A therapist was a nigh-on impossible role to research, he says, because it all goes on behind closed doors. "Like the confessional, you know. I kind of stumbled on the answer the night before we were due to start shooting – I was in a panic about it, thinking how am I going to do this? Then I was passing a café and saw these two people sitting in the window and this woman was talking animatedly to this man and he was engaged in the act of listening and I looked and thought, 'Wow, he's really listening to her.'"
Byrne hasn't undergone therapy himself ("There's this idea, in the words of Oprah, that you confront, you resolve, then you find closure and you move on… well life isn't as simple as that"), but therapists are among Byrne's biggest fans, and the least shy about showing it. "The shrinks are the ones who keep accosting me in the street. I kept thinking to myself, 'My god, why would anybody pay this person $300?' Really some of the maddest people I've met are shrinks. Also, people were telling them that they'd been going into therapy because they'd watched the programme, and [they would] say, 'Paul Weston would never say that…'" I tell Byrne that my wife is studying to become a counsellor and that In Treatment is recommended viewing for the course. "God help her," he says.

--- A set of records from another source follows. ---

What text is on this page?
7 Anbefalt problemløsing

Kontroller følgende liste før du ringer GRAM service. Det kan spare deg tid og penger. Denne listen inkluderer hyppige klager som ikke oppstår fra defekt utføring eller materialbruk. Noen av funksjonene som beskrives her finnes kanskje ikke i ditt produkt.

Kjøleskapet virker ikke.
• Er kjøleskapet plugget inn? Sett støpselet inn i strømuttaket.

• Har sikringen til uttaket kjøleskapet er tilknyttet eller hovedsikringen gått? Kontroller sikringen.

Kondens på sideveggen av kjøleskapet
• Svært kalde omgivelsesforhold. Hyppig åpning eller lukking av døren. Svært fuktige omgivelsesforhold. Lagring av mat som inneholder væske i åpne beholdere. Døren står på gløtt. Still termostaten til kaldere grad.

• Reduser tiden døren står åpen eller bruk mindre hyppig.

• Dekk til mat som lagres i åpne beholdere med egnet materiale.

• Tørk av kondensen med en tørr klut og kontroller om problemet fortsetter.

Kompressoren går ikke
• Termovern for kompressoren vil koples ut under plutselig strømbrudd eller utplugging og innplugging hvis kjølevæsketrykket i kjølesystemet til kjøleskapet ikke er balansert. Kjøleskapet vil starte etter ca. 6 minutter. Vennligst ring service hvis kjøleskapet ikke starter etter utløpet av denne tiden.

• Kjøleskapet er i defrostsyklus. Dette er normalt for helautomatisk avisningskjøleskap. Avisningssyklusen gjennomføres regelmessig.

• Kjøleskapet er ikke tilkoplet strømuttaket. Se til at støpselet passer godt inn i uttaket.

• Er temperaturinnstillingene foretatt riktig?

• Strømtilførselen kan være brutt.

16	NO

Byrne lived in Los Angeles, that home of therapy, for eight years, but left as he found it melancholy – "There's a tremendous sense of transience there, and what most people want to grasp is slightly out of their reach" – returning to New York. "There is a much greater similarity between Dublin and New York than between London and New York," he reckons. "I lived in London for eight or nine years and I found London has a peculiar energy, chaotic and fragmented, maybe because it's a series of villages. It's a difficult city to come into."
Byrne's other journey, from indie films to TV drama, mirrors the trajectory of many of the more intelligent movie talent. "I used to work in independent film but it doesn't really exist any more," he says. "Writers are moving more to television; franchise films have taken over in cinema. There's little in the way of complexity – bad guy, good guy, orchestra, the end – teenagers playing computer games in the foyer, which is packed with corporate sweets, and five minutes of the most appalling advertising that you wouldn't have watched if you were at home."

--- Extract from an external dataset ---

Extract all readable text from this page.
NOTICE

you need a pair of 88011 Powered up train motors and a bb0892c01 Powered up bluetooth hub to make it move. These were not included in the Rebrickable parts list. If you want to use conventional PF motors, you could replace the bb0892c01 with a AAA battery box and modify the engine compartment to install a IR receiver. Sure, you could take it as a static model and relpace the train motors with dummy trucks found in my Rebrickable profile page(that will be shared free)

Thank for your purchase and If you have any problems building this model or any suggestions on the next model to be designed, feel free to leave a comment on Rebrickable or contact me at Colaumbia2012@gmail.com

His latest TV role is in the new costume romp from The Tudors creator Michael Hirst, the History Channel's Vikings, in which he plays a Norse chieftain. "The 10th century, medallions, moustaches and long hair," is how Byrne summarises it. "Thank god I didn't have to do too much plundering and pillaging – I just sit on a throne and tell people to plunder and pillage."

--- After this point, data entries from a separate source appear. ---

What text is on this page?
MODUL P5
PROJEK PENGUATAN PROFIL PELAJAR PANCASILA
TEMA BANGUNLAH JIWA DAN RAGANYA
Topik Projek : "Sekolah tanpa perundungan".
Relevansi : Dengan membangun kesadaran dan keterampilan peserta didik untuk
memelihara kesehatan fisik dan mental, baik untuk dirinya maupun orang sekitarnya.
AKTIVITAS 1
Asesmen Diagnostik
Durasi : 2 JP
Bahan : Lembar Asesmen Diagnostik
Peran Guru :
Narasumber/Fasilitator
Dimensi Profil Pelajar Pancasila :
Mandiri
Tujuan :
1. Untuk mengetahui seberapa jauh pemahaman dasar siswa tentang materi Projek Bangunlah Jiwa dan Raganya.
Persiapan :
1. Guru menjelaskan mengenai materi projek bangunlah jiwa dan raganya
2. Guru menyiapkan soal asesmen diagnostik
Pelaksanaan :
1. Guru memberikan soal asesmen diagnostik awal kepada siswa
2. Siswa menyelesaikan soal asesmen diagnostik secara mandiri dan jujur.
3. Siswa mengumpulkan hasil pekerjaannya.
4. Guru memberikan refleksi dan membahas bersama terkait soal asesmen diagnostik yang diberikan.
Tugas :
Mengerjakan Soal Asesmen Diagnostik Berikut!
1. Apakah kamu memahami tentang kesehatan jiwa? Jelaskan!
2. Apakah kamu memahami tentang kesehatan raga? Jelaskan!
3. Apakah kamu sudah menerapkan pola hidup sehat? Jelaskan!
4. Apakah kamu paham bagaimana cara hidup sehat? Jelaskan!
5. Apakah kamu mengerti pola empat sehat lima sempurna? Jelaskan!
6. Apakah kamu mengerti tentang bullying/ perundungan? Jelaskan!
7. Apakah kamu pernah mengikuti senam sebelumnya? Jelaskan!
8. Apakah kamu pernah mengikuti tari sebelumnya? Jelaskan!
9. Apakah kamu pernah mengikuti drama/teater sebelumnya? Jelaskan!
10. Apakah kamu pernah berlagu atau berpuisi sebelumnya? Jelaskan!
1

Rather more challenging are two films he shot in France last year, one for Costa-Gavras (the veteran politicised director of films such as Z and Missing) and the other a romantic drama ("a French Brief Encounter") called Just a Sigh. "I've always wanted to be in a French film, like I've always wanted to be in a cowboy film," he says. "I've always wanted to get off a horse, tie it up and walk into a saloon. Steven Spielberg said to me once, 'I never know what you're going to do next… your career is completely under the radar.' And it's kind of true. I really like it like that, to be honest."